Em relação à Campanha da Fraternidade, que continua a nos acompanhar no movimento de conversão a que a quaresma nos convida, Dom Leonardo citou novamente o Papa Francisco: “A alimentação é fundamental para a vida humana; com efeito, participa na sua sacralidade e não pode ser tratada como uma mercadoria qualquer. Os alimentos são sinais concretos da bondade do Criador e frutos da terra. Vêm-me à mente os nossos avós e o respeito que tinham pelo pão; beijavam-no quando o colocavam na mesa e não permitiam que nem sequer uma migalha fosse desperdiçada. O próprio Cristo, na Eucaristia, fez-se pão, pão vivo para a vida do mundo (cf. Jo 6,51)”.

 


Continuando com a cita do Santo Padre, o Arcebispo lembrou: “Respeitar os alimentos e conceder-lhes o lugar predominante que têm para a vida do homem só será possível se, além de nos interessarmos pela sua produção, disponibilidade e acesso, assim como pelas medidas técnicas do comércio agrícola, tomarmos consciência de que constituem uma dádiva de Deus, da qual somos meros administradores. (...) nossa primeira preocupação deve centrar-se no ser humano enquanto tal, considerado na sua integridade e tendo em consideração as suas necessidades reais, particularmente de quantos carecem do sustento básico para a própria sobrevivência. Caros irmãos e irmãs, neste período de crises interligadas, a mensagem de Cristo, até para os não-crentes, interpela-nos a não dar simplesmente de comer, mas a dar-nos a nós próprios ao serviço do próximo, reconhecendo e garantindo a centralidade da pessoa humana. Esta prioridade só pode ser salvaguardada, se voltarmos a acreditar na fraternidade e na solidariedade, que devem inspirar as relações entre as pessoas e entre os povos”, palavras proferidas pelo atual Pontífice em 17 de outubro de 2022.

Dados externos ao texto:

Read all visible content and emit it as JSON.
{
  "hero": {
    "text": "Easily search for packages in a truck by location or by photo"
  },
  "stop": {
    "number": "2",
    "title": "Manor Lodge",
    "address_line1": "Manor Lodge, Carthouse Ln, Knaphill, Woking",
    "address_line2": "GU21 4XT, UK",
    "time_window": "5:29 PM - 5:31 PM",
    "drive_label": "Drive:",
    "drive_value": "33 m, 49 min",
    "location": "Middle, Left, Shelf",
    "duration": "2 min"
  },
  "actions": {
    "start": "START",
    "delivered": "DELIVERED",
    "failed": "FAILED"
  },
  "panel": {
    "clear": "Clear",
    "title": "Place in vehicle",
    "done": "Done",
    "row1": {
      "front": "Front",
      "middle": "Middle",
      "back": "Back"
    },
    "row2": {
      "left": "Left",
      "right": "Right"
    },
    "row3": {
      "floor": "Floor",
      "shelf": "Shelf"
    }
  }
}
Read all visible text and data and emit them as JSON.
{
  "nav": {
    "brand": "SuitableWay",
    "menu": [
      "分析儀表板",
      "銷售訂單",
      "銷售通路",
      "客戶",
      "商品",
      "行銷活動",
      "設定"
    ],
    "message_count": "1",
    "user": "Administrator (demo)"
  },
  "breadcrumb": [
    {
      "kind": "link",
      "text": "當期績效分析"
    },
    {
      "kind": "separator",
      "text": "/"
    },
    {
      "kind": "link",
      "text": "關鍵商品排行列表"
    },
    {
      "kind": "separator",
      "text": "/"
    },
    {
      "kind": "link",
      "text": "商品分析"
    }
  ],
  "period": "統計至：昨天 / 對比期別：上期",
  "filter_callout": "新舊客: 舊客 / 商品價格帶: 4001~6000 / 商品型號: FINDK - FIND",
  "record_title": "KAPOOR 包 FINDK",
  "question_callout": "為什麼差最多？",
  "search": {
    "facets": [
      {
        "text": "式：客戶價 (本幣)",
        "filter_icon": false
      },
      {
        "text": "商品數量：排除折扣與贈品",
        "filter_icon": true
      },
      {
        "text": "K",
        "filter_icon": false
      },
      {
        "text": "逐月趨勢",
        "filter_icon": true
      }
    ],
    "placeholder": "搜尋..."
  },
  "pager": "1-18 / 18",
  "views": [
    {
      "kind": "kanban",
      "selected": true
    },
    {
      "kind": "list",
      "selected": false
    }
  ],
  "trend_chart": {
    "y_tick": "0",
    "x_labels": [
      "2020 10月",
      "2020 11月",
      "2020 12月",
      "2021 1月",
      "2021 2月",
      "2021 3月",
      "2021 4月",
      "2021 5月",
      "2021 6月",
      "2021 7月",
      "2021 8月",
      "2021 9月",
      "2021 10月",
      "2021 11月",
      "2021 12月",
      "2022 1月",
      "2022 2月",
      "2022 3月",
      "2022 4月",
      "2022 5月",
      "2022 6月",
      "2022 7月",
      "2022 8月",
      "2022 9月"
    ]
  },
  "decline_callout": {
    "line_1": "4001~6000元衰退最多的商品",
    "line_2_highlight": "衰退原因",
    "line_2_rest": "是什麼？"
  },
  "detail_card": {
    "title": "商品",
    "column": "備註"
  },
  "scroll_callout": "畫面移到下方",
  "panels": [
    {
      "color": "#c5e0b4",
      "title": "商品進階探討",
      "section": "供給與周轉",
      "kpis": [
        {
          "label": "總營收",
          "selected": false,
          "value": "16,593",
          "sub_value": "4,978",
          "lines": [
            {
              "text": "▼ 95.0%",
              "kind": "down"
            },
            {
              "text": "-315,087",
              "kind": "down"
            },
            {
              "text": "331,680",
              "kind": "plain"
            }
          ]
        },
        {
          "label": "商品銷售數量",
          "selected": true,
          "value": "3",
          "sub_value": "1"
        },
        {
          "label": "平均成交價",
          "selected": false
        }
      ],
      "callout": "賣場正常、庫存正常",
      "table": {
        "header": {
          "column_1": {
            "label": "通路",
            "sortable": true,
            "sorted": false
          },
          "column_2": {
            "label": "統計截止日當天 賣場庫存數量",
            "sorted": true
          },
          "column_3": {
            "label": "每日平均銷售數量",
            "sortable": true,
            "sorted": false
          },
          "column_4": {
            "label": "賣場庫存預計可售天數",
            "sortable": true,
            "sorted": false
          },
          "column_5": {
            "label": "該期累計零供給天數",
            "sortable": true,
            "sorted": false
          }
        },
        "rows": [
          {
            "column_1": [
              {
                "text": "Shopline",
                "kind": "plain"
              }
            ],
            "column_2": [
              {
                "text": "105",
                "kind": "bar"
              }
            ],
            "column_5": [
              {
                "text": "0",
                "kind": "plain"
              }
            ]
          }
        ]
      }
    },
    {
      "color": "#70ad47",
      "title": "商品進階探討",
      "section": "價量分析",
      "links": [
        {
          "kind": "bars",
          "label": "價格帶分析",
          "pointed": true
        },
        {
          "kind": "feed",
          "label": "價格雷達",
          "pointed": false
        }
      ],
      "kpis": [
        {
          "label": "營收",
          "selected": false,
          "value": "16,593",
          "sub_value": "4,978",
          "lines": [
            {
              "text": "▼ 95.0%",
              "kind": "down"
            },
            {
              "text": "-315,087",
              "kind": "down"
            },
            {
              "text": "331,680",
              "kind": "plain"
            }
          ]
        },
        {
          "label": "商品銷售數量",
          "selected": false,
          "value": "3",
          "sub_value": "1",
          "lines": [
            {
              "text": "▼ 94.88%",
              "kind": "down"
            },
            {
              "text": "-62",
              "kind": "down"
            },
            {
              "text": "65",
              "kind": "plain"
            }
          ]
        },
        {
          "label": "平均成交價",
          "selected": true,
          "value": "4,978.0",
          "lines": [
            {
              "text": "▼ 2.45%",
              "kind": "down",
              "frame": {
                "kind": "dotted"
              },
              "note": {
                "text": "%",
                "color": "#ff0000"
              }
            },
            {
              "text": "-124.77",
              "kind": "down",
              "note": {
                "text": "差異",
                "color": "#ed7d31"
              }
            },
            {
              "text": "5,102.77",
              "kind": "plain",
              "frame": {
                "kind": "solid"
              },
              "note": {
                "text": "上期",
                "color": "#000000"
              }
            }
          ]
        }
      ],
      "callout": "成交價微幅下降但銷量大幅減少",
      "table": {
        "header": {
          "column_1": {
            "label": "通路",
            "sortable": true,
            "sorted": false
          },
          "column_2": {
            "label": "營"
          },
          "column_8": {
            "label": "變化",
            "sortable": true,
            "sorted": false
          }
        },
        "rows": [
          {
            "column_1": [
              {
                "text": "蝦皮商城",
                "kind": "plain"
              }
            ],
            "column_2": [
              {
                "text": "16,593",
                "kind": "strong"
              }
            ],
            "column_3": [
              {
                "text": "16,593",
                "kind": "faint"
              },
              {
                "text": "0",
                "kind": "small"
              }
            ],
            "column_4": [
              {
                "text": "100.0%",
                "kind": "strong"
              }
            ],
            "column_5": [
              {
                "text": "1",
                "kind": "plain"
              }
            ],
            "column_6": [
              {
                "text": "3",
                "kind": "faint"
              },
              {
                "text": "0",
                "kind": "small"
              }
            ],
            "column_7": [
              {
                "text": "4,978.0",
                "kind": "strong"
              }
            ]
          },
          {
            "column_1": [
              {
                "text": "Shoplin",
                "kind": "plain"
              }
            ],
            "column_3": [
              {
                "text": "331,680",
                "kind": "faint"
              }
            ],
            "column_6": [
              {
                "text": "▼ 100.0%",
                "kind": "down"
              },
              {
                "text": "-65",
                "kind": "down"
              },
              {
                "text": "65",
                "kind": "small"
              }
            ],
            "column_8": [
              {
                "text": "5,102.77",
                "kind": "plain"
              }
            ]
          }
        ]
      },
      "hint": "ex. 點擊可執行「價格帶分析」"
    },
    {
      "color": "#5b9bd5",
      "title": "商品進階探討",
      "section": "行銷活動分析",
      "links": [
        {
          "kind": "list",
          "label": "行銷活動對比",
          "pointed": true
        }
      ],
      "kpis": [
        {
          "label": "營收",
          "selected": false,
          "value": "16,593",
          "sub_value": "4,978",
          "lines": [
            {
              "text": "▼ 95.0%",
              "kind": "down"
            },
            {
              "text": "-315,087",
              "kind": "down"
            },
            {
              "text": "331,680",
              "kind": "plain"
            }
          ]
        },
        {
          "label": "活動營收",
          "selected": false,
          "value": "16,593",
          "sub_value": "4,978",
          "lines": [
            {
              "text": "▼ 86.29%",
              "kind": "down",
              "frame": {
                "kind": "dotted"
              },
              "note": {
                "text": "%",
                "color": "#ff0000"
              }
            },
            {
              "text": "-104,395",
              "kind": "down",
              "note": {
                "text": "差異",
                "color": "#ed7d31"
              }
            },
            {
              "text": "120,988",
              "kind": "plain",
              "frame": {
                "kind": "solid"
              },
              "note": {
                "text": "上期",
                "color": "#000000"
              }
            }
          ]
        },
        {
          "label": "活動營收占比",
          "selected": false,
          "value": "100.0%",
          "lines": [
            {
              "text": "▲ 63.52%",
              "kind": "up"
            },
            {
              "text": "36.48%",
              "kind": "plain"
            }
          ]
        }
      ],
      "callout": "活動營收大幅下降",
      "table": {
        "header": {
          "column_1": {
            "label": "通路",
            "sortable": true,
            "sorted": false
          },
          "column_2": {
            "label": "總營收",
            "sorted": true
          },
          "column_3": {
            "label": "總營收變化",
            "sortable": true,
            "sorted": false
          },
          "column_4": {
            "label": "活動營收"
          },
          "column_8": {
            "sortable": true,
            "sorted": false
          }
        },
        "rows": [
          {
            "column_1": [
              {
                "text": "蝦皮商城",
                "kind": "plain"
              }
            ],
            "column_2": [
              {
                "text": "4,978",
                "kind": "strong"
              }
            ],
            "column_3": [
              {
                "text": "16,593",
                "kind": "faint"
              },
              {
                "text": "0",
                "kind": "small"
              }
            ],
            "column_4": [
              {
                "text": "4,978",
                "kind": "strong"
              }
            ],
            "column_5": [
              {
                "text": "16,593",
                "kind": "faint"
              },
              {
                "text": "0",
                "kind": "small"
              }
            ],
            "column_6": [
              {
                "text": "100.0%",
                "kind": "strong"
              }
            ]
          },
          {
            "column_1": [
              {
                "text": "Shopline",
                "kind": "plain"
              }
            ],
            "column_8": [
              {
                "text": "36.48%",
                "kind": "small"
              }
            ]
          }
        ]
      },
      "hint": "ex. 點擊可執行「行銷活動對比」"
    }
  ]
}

Daí, o Cardeal Steiner disse que “o tempo da penitência desse ano nos convida a superar a desfraternidade oferecendo o nosso pouco aos que necessitam”, lembrando o lema da Campanha da Fraternidade: “Dai-lhes vos mesmos de comer!”. Por isso, afirmou que “diante de tantos conflitos, diante de tantas guerras, diante de tanta violência, também em nossa cidade, nossa tendência é nos fecharmos, perdermos a esperança, não mais ouvirmos a voz do Filho de Deus que nos diz: ‘Vem para fora’”.

Finalmente, Dom Leonardo fez um convite a que “caminhemos, irmãos e irmãs. Caminhemos na solidariedade, na caridade, na liberdade. Paz não é falta de tensões e confusões. Paz é podermos nas tensões e confusões, oferecer vida, esperança e, ao mesmo tempo, perceber quem nós somos e para onde caminhamos. Caminhamos para o Reino da Vida nova: Jesus Ressuscitado”, pedindo que “Deus nos conceda a vida nova para não vivermos no reino dos mortos, mas no Reino dos vivos!”.